Well, I DO 'mind' telling you, but I don't know how I can avoid it, OK? There are a few potentially awful things going on in my life right now and I'm a little scared, to tell you the truth.
First off, I fear that my short term memory might be going. While my partner (s) and I have done well, generally ... ... within the last week or two, in particular, I have begun to notice slights in almost every aspect of my bridge game. I find that scary. Very scary!

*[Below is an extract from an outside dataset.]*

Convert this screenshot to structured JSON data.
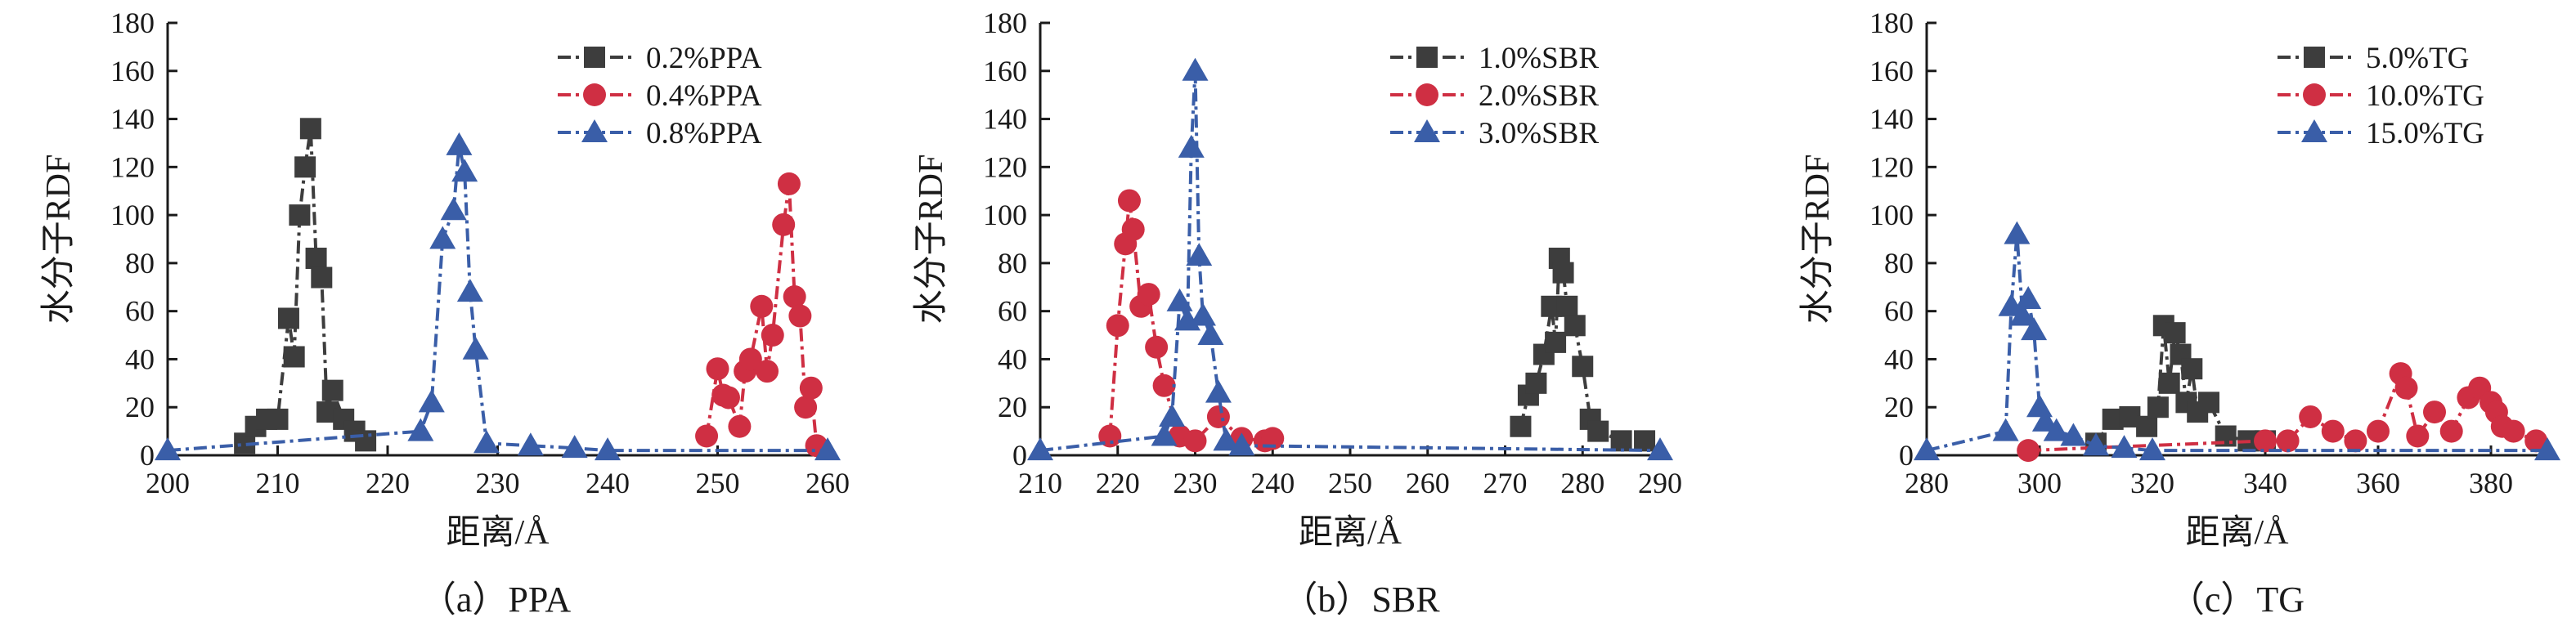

(My father's bridge game deteriorated during the last few years of his life to the point where he no longer enjoyed the game as he once had. He couldn't always remember which cards had been played, and that's a deathknell for both declarer and defender. The worst thing of all was that he knew it! Kind of reminds me of Charlton Heston and Ronald Reagan, who knew early on the devastating effects Alzheimer's would have on their lives and those close to them and who both chose to bravely go public with their goodbyes while they were still lucid.)
Now, Julian and I are scheduled to play in a Swiss team game tonite at the studio. I'm going to share my fears with him after our game. I don't want to alarm him unnecessarily beforehand. I'm pretty sure he will give me an honest response. We go WAY back and I consider him a good friend.
I'm scheduled to play bridge again Tuesday evening, will be teaching a class Wednesday evening, plus Rick and I will be playing 'speedball' on BridgeBase Thursday for an hour in final preparation for our being one half of a two-session Swiss team event at a Houston sectional tournament coming up a week from today.
[This post was started Sunday afternoon. It's now Tuesday. Any bracket notations you see have just been added. In regard to my short term memory loss fears, I think they might have been imaginary. I played very well Sunday night in spite of having had very little sleep. See next section.]
Has any of you ever missed the pottie? I've heard about this, but never had experienced it until last night. I woke up in the middle of the night, having to tinkle. I stumbled around in the dark, feeling my way as per usual - I'd only done this a few thousand times before - and sat down heavily on the left side of the toilet, landing somewhere between its seat and the tub rail. I knocked the toilet off its hinges and found myself trapped in the shower curtains while water was cascading from the commode.
Some many seconds later - I was still trying to ascertain whether or not any bones had been broken in my fall and why the devil wasn't I able to get up while water was still pouring forth and drenching my feet - I managed to extricate myself from the shower curtains, upright the toilet and stop the cascade.
My first thought was, "How much is THIS latest gaffe going to co$t me?" (It seems I'm always doing something to screw up the works!) I got very little sleep and my dreams were all over the place, as you might imagine!
[I thought, when I first uprighted the toilet, that I was successful - somehow, by some miracle - in reattaching it. The first time I flushed it was 'as written'. The second time I tried was not. And so, as I write this, I am not using that bathroom. I am a little hopeful that - when I DO call ARS (plumbing/AC/heating) - they will reassure me that all that will be needed is to reattach the thing properly to the floor and I will not have to purchase a whole new commode. Meanwhile, of course, I have made 'other arrangements'.]
All is not always "golden" in my world. In fact, often it is not! I have hesitated publishing this post, but then I decided, "Why not? This is life. This is reality. This is truth." (Btw, this latest incident will not be included among my 'transformative' moments!)